Speaking to Bloomberg on January 20, she described what AI agents embedded at the operating system level actually do: "Agents basically means it has access to data and can act independently based on that data. They need access to your calendar, access to your credit card, access to your Signal, bringing that all back into a shared context window where you have kind of a data slurry."
She called the architectural choices behind this "reckless." She said the OS-level integration is being done "in ways that are very reckless and insensitive to cybersecurity and privacy basics." She used a vivid phrase for it: breaking the blood-brain barrier between applications and the operating system.
She's right. But I think "reckless" gives the architects more credit than they deserve.
The Slurry Is Not a Side Effect
When Microsoft builds Copilot into Windows, when Apple builds Intelligence into iOS, when Google folds Gemini into Android, they are not primarily building productivity tools. They are building data aggregation infrastructure with a productivity UI on top.
The "data slurry" Whittaker describes is not an unfortunate byproduct of agentic AI. It is the architecture's purpose.
Training better models requires more data. Not just more volume, but more granular data: your calendar context, your spending patterns, the content of your messages before they get encrypted. An AI agent with OS-level permissions and access to every app is, from the infrastructure owner's perspective, a maximally efficient data collection mechanism.
Calling this reckless implies it could have been designed differently. The question is whether "differently" serves the same business model.
You Can Break Up a Company. You Cannot Break Up a Baked Architecture.
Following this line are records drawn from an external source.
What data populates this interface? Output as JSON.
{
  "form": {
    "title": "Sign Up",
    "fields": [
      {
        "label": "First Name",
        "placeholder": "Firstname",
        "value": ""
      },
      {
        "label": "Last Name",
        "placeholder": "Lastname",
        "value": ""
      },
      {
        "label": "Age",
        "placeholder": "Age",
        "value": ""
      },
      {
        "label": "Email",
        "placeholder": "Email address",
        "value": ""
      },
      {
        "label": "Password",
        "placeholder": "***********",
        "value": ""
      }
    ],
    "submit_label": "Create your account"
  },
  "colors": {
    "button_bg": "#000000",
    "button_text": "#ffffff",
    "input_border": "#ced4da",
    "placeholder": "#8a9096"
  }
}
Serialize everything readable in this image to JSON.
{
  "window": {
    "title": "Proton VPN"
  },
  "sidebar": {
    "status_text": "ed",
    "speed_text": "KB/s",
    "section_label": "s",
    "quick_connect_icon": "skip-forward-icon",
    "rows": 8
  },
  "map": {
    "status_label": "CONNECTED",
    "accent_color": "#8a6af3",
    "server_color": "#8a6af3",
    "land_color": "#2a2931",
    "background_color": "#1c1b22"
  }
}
In 1911, the U.S. Supreme Court broke Standard Oil into 39 independent companies. It took 21 years of litigation. The logic was straightforward: Standard Oil controlled the pipelines, so it controlled the market. Dismantle the company, dismantle the monopoly.
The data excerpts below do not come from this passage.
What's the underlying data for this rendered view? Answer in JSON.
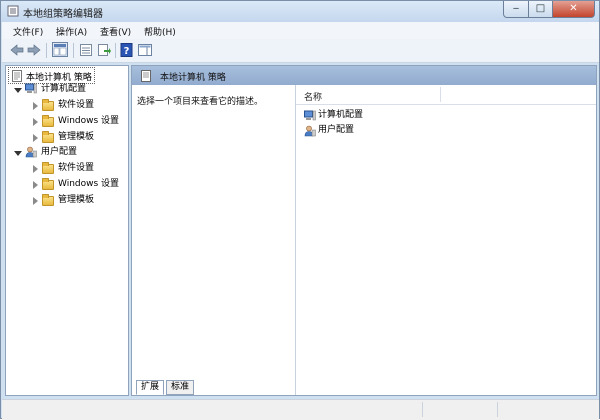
{
  "window": {
    "title": "本地组策略编辑器",
    "controls": {
      "minimize": "‒",
      "maximize": "□",
      "close": "✕"
    }
  },
  "menu": {
    "items": [
      {
        "label": "文件(F)"
      },
      {
        "label": "操作(A)"
      },
      {
        "label": "查看(V)"
      },
      {
        "label": "帮助(H)"
      }
    ]
  },
  "toolbar": {
    "icons": [
      "back-arrow-icon",
      "forward-arrow-icon",
      "show-hide-tree-icon",
      "properties-icon",
      "export-list-icon",
      "help-icon",
      "show-hide-action-pane-icon"
    ]
  },
  "tree": {
    "root": {
      "label": "本地计算机 策略"
    },
    "computer": {
      "label": "计算机配置",
      "children": [
        {
          "label": "软件设置"
        },
        {
          "label": "Windows 设置"
        },
        {
          "label": "管理模板"
        }
      ]
    },
    "user": {
      "label": "用户配置",
      "children": [
        {
          "label": "软件设置"
        },
        {
          "label": "Windows 设置"
        },
        {
          "label": "管理模板"
        }
      ]
    }
  },
  "right": {
    "header_title": "本地计算机 策略",
    "description": "选择一个项目来查看它的描述。",
    "list_column": "名称",
    "items": [
      {
        "label": "计算机配置"
      },
      {
        "label": "用户配置"
      }
    ],
    "tabs": [
      {
        "label": "扩展"
      },
      {
        "label": "标准"
      }
    ]
  },
  "colors": {
    "title_bar": "#c4d7ee",
    "header_bar": "#91abcf",
    "close_button": "#c2432c"
  }
}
Software architecture doesn't work that way.
If Apple Intelligence has been installed on a billion iPhones by the time any regulatory action concludes, breaking up Apple doesn't change what those devices do. The architecture is already in place. The pipes don't get reassigned — they become the floor. The EU's antitrust scrutiny of Big Tech's AI operations, announced in March 2026, is exactly the kind of ex-post enforcement that arrives after the terrain has already been reshaped.
This is the critical asymmetry. Antitrust operates on a timeline of years. Architecture operates in real time, at scale, silently. By the time regulators formulate the right questions, the answer is already installed on billions of devices.
The Question That Isn't Being Asked
Signal built the most rigorous end-to-end encrypted messaging system available. The mathematics are sound. The implementation has been audited extensively. And it is being rendered practically irrelevant — not by breaking the encryption, but by moving the attack surface below the application layer.
You don't need to crack Signal if you control the OS. The plaintext exists before it ever reaches the app.
"If you give a system like that root access permissions, it can be hijacked," Whittaker said. She's describing not a theoretical risk but an architectural certainty.
This is a form of infrastructure capture without precise historical precedent. Not control of oil, or railroads, or broadcast spectrum. Control of the computational layer that sits beneath every application, every communication, every transaction, on every device most people on earth carry in their pocket.
Whittaker is right to raise the alarm. She's also, I think, being too generous in calling it reckless. The people making these architectural decisions are not insensitive to the security basics. They understand exactly what they're building. The question is whether anyone with regulatory power understands it fast enough to matter.